Stable signal output and better environmental adaptability allow dough-based flexible sensors to be used for monitoring human movement. Figure 4a shows the relationship between finger bending and the capacitive signal. For every angle of finger bending, the dough sensor causes the capacitance to rise by one position due to the change in area, and it is clearly observed that the relationship with the capacitance signal remains highly linear within bending angles of 30°, 60°, and 90°. Furthermore, the capacitance signal correspondingly shows a better stepped signal with negligible noise during the step-by-step bend-holding process (Fig. 4b). To further evaluate the practicality of the dough-based sensors, a variety of tests on human motion were conducted to investigate the sensing ability of the sensors. Dough-based sensors are attached directly to different joints of the body to detect motion signals. Dough-based sensors attached to knuckles, elbows, and knees, as shown in Fig. 4c–e, accurately detect capacitive signals during the stretching and bending process of these joints. Dough-based sensors attached to the knuckles are able to continuously output a sharp capacitive signal five times, and the same results are observed for the elbows and knees. All these applications involving large-scale human motion as well as small strains show the great potential of dough-based sensors for applications in artificial intelligence and the Internet of Things technologies.

Fig. 4
figure 4

(a) Variable values of capacitance corresponding to fixed bending angles (0°, 30°, 60°, 90°); (b) real-time capacitance changes when the finger is bent at different angles; sensing performance of antifreeze dough-based flexible strain sensors for various human motions. A student’s capacitance changes of the antifreeze dough-based flexible strain sensor induced by (c) finger bending, (d) elbow bending, and (e) knee bending.

Conclusion

In conclusion, to overcome the increasing electronic waste in the era of electronic information, in this work, dough-based flexible strain sensors, which are frost-resistant, mouldable and reconfigurable, were prepared from wheat flour using the H2O/EG binary system. The unique rheological properties of the dough were investigated to illustrate its advantages in terms of flexible electronics. Owing to its rheological properties, the flexible strain sensor can be shaped and reconfigured.

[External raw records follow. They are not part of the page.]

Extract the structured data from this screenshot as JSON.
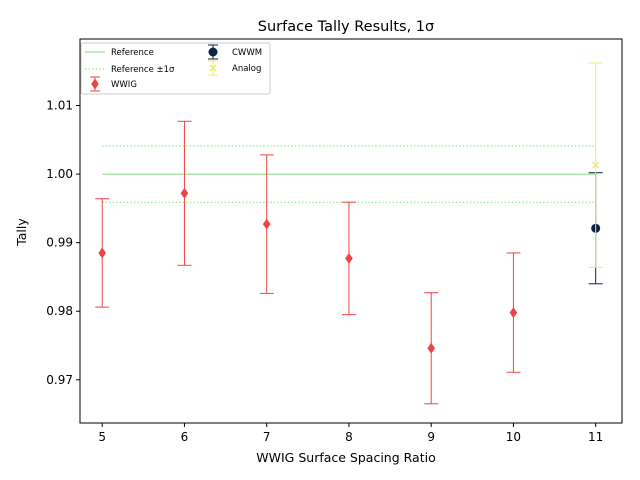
{
  "chart_data": {
    "type": "scatter",
    "title": "Surface Tally Results, 1σ",
    "xlabel": "WWIG Surface Spacing Ratio",
    "ylabel": "Tally",
    "xlim": [
      4.73,
      11.32
    ],
    "ylim": [
      0.9637,
      1.0197
    ],
    "x_ticks": [
      "5",
      "6",
      "7",
      "8",
      "9",
      "10",
      "11"
    ],
    "y_ticks": [
      "0.97",
      "0.98",
      "0.99",
      "1.00",
      "1.01"
    ],
    "grid": false,
    "legend_position": "top-left",
    "reference": {
      "name": "Reference",
      "value": 1.0,
      "x_range": [
        5,
        11
      ],
      "color": "#7fdc7f"
    },
    "reference_band": {
      "name": "Reference ±1σ",
      "low": 0.9959,
      "high": 1.0041,
      "color": "#7fdc7f"
    },
    "series": [
      {
        "name": "WWIG",
        "marker": "diamond",
        "color": "#ef4444",
        "x": [
          5,
          6,
          7,
          8,
          9,
          10
        ],
        "y": [
          0.9885,
          0.9972,
          0.9927,
          0.9877,
          0.9746,
          0.9798
        ],
        "err": [
          0.0079,
          0.0105,
          0.0101,
          0.0082,
          0.0081,
          0.0087
        ]
      },
      {
        "name": "CWWM",
        "marker": "circle",
        "color": "#0b2447",
        "x": [
          11
        ],
        "y": [
          0.9921
        ],
        "err": [
          0.0081
        ]
      },
      {
        "name": "Analog",
        "marker": "x",
        "color": "#e8ec7a",
        "x": [
          11
        ],
        "y": [
          1.0013
        ],
        "err": [
          0.0149
        ]
      }
    ]
  }
}
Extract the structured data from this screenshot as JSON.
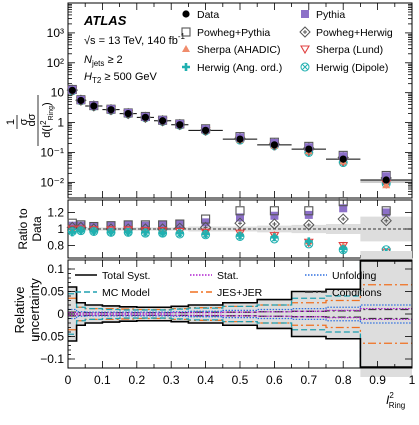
{
  "chart_data": [
    {
      "type": "scatter",
      "panel": "main",
      "ylabel_parts": {
        "frac_num": "1",
        "frac_den": "σ",
        "d_num": "dσ",
        "d_den": "d(I",
        "d_den_sup": "2",
        "d_den_sub": "Ring",
        "d_den_close": ")"
      },
      "yscale": "log",
      "ylim": [
        0.003,
        10000
      ],
      "yticks": [
        "10⁻²",
        "10⁻¹",
        "1",
        "10",
        "10²",
        "10³"
      ],
      "annotations": {
        "experiment": "ATLAS",
        "sqrt_s": "√s = 13 TeV, 140 fb",
        "lumi_sup": "-1",
        "njets": "N",
        "njets_sub": "jets",
        "njets_cut": " ≥ 2",
        "ht": "H",
        "ht_sub": "T2",
        "ht_cut": " ≥ 500 GeV"
      },
      "x": [
        0.0125,
        0.0375,
        0.075,
        0.125,
        0.175,
        0.225,
        0.275,
        0.325,
        0.4,
        0.5,
        0.6,
        0.7,
        0.8,
        0.925
      ],
      "series": [
        {
          "name": "Data",
          "marker": "dot",
          "color": "#000000",
          "values": [
            12,
            5.5,
            3.6,
            2.7,
            2.0,
            1.5,
            1.15,
            0.85,
            0.55,
            0.28,
            0.18,
            0.13,
            0.06,
            0.012
          ]
        },
        {
          "name": "Pythia",
          "marker": "square-filled",
          "color": "#8c70c8",
          "values": [
            12.5,
            5.7,
            3.7,
            2.8,
            2.1,
            1.55,
            1.2,
            0.9,
            0.6,
            0.32,
            0.21,
            0.15,
            0.075,
            0.016
          ]
        },
        {
          "name": "Powheg+Pythia",
          "marker": "square-open",
          "color": "#555555",
          "values": [
            12.8,
            5.8,
            3.7,
            2.8,
            2.1,
            1.6,
            1.2,
            0.9,
            0.62,
            0.34,
            0.22,
            0.16,
            0.08,
            0.017
          ]
        },
        {
          "name": "Powheg+Herwig",
          "marker": "diamond-open",
          "color": "#555555",
          "values": [
            12.2,
            5.6,
            3.6,
            2.7,
            2.0,
            1.5,
            1.15,
            0.86,
            0.56,
            0.3,
            0.19,
            0.14,
            0.068,
            0.014
          ]
        },
        {
          "name": "Sherpa (AHADIC)",
          "marker": "triangle-filled",
          "color": "#f08c6c",
          "values": [
            11.8,
            5.5,
            3.6,
            2.7,
            2.0,
            1.5,
            1.12,
            0.84,
            0.54,
            0.27,
            0.17,
            0.11,
            0.05,
            0.008
          ]
        },
        {
          "name": "Sherpa (Lund)",
          "marker": "triangle-open",
          "color": "#e04040",
          "values": [
            12.0,
            5.5,
            3.5,
            2.7,
            2.0,
            1.5,
            1.12,
            0.83,
            0.53,
            0.27,
            0.17,
            0.11,
            0.05,
            0.009
          ]
        },
        {
          "name": "Herwig (Ang. ord.)",
          "marker": "cross",
          "color": "#20b0b0",
          "values": [
            11.5,
            5.4,
            3.5,
            2.6,
            1.95,
            1.45,
            1.1,
            0.82,
            0.52,
            0.26,
            0.16,
            0.1,
            0.045,
            0.009
          ]
        },
        {
          "name": "Herwig (Dipole)",
          "marker": "circle-x",
          "color": "#20b0b0",
          "values": [
            11.6,
            5.4,
            3.5,
            2.6,
            1.95,
            1.45,
            1.1,
            0.82,
            0.53,
            0.26,
            0.17,
            0.1,
            0.046,
            0.009
          ]
        }
      ]
    },
    {
      "type": "scatter",
      "panel": "ratio",
      "ylabel": [
        "Ratio to",
        "Data"
      ],
      "ylim": [
        0.65,
        1.35
      ],
      "yticks": [
        "0.8",
        "1",
        "1.2"
      ],
      "ytick_values": [
        0.8,
        1.0,
        1.2
      ],
      "x": [
        0.0125,
        0.0375,
        0.075,
        0.125,
        0.175,
        0.225,
        0.275,
        0.325,
        0.4,
        0.5,
        0.6,
        0.7,
        0.8,
        0.925
      ],
      "series": [
        {
          "name": "Pythia",
          "values": [
            1.04,
            1.04,
            1.03,
            1.04,
            1.05,
            1.04,
            1.05,
            1.06,
            1.08,
            1.14,
            1.16,
            1.17,
            1.25,
            1.2
          ]
        },
        {
          "name": "Powheg+Pythia",
          "values": [
            1.07,
            1.05,
            1.03,
            1.04,
            1.05,
            1.05,
            1.05,
            1.06,
            1.12,
            1.22,
            1.22,
            1.22,
            1.33,
            1.22
          ]
        },
        {
          "name": "Powheg+Herwig",
          "values": [
            1.02,
            1.02,
            1.0,
            1.0,
            1.0,
            1.0,
            1.0,
            1.01,
            1.02,
            1.07,
            1.06,
            1.05,
            1.12,
            1.1
          ]
        },
        {
          "name": "Sherpa (AHADIC)",
          "values": [
            0.98,
            1.0,
            1.0,
            0.99,
            0.99,
            0.98,
            0.97,
            0.97,
            0.96,
            0.96,
            0.93,
            0.85,
            0.8,
            0.7
          ]
        },
        {
          "name": "Sherpa (Lund)",
          "values": [
            1.0,
            1.0,
            0.99,
            0.99,
            0.99,
            0.98,
            0.98,
            0.97,
            0.96,
            0.95,
            0.92,
            0.84,
            0.8,
            0.72
          ]
        },
        {
          "name": "Herwig (Ang. ord.)",
          "values": [
            0.96,
            0.98,
            0.97,
            0.96,
            0.96,
            0.96,
            0.95,
            0.95,
            0.94,
            0.92,
            0.9,
            0.85,
            0.76,
            0.72
          ]
        },
        {
          "name": "Herwig (Dipole)",
          "values": [
            0.97,
            0.98,
            0.97,
            0.96,
            0.96,
            0.95,
            0.95,
            0.94,
            0.93,
            0.91,
            0.88,
            0.82,
            0.75,
            0.75
          ]
        }
      ],
      "band_hi": [
        1.03,
        1.02,
        1.02,
        1.02,
        1.02,
        1.02,
        1.02,
        1.02,
        1.03,
        1.03,
        1.04,
        1.05,
        1.06,
        1.15
      ],
      "band_lo": [
        0.97,
        0.98,
        0.98,
        0.98,
        0.98,
        0.98,
        0.98,
        0.98,
        0.97,
        0.97,
        0.96,
        0.95,
        0.94,
        0.85
      ]
    },
    {
      "type": "line",
      "panel": "uncertainty",
      "ylabel": [
        "Relative",
        "uncertainty"
      ],
      "ylim": [
        -0.12,
        0.12
      ],
      "yticks": [
        "−0.1",
        "−0.05",
        "0",
        "0.05",
        "0.1"
      ],
      "ytick_values": [
        -0.1,
        -0.05,
        0,
        0.05,
        0.1
      ],
      "xlabel": "I",
      "xlabel_sup": "2",
      "xlabel_sub": "Ring",
      "xlim": [
        0,
        1
      ],
      "xticks": [
        "0",
        "0.1",
        "0.2",
        "0.3",
        "0.4",
        "0.5",
        "0.6",
        "0.7",
        "0.8",
        "0.9",
        "1"
      ],
      "bin_edges": [
        0,
        0.025,
        0.05,
        0.1,
        0.15,
        0.2,
        0.25,
        0.3,
        0.35,
        0.45,
        0.55,
        0.65,
        0.75,
        0.85,
        1.0
      ],
      "series": [
        {
          "name": "Total Syst.",
          "style": "solid",
          "color": "#000000",
          "values": [
            0.06,
            0.025,
            0.02,
            0.018,
            0.016,
            0.015,
            0.015,
            0.017,
            0.02,
            0.025,
            0.032,
            0.05,
            0.055,
            0.14
          ]
        },
        {
          "name": "Stat.",
          "style": "dotted",
          "color": "#b020d0",
          "values": [
            0.003,
            0.002,
            0.002,
            0.002,
            0.002,
            0.002,
            0.002,
            0.003,
            0.003,
            0.004,
            0.005,
            0.006,
            0.008,
            0.012
          ]
        },
        {
          "name": "Unfolding",
          "style": "dotted",
          "color": "#3070e0",
          "values": [
            0.01,
            0.005,
            0.004,
            0.004,
            0.004,
            0.004,
            0.004,
            0.005,
            0.006,
            0.008,
            0.01,
            0.012,
            0.015,
            0.02
          ]
        },
        {
          "name": "MC Model",
          "style": "dashed",
          "color": "#20a0b0",
          "values": [
            0.045,
            0.015,
            0.012,
            0.01,
            0.009,
            0.009,
            0.009,
            0.011,
            0.013,
            0.017,
            0.02,
            0.035,
            0.04,
            0.12
          ]
        },
        {
          "name": "JES+JER",
          "style": "dashdot",
          "color": "#f07020",
          "values": [
            0.035,
            0.015,
            0.012,
            0.012,
            0.011,
            0.01,
            0.01,
            0.012,
            0.014,
            0.017,
            0.02,
            0.025,
            0.03,
            0.065
          ]
        },
        {
          "name": "Conditions",
          "style": "dashdot",
          "color": "#333333",
          "values": [
            0.004,
            0.003,
            0.003,
            0.003,
            0.003,
            0.003,
            0.003,
            0.003,
            0.004,
            0.004,
            0.005,
            0.006,
            0.007,
            0.01
          ]
        }
      ]
    }
  ]
}
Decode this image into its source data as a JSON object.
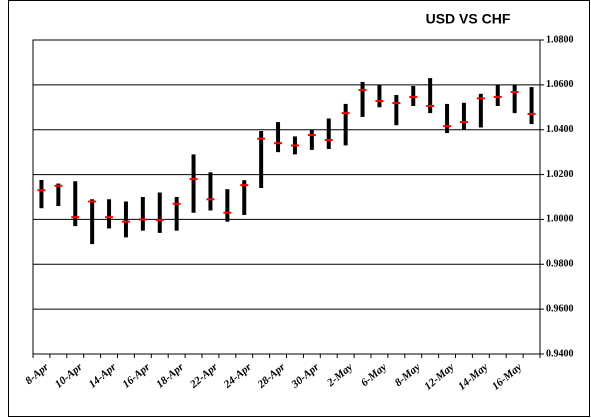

The strain sensor is capable of detecting human joint motions through stable and reproducible capacitive signals, demonstrating its potential application value in human motion detection and human–computer interaction. In addition, good sensing performance was maintained at −20°C by adding EG and salt solution. This work illustrates the potential of sustainable, eco-friendly, and mechanically adaptable materials for Internet of Things technologies, which also provides insights for other green biomaterials, such as agar and carrageenan, to replace nondegradable and nonrenewable conductive components in bioelectronic devices.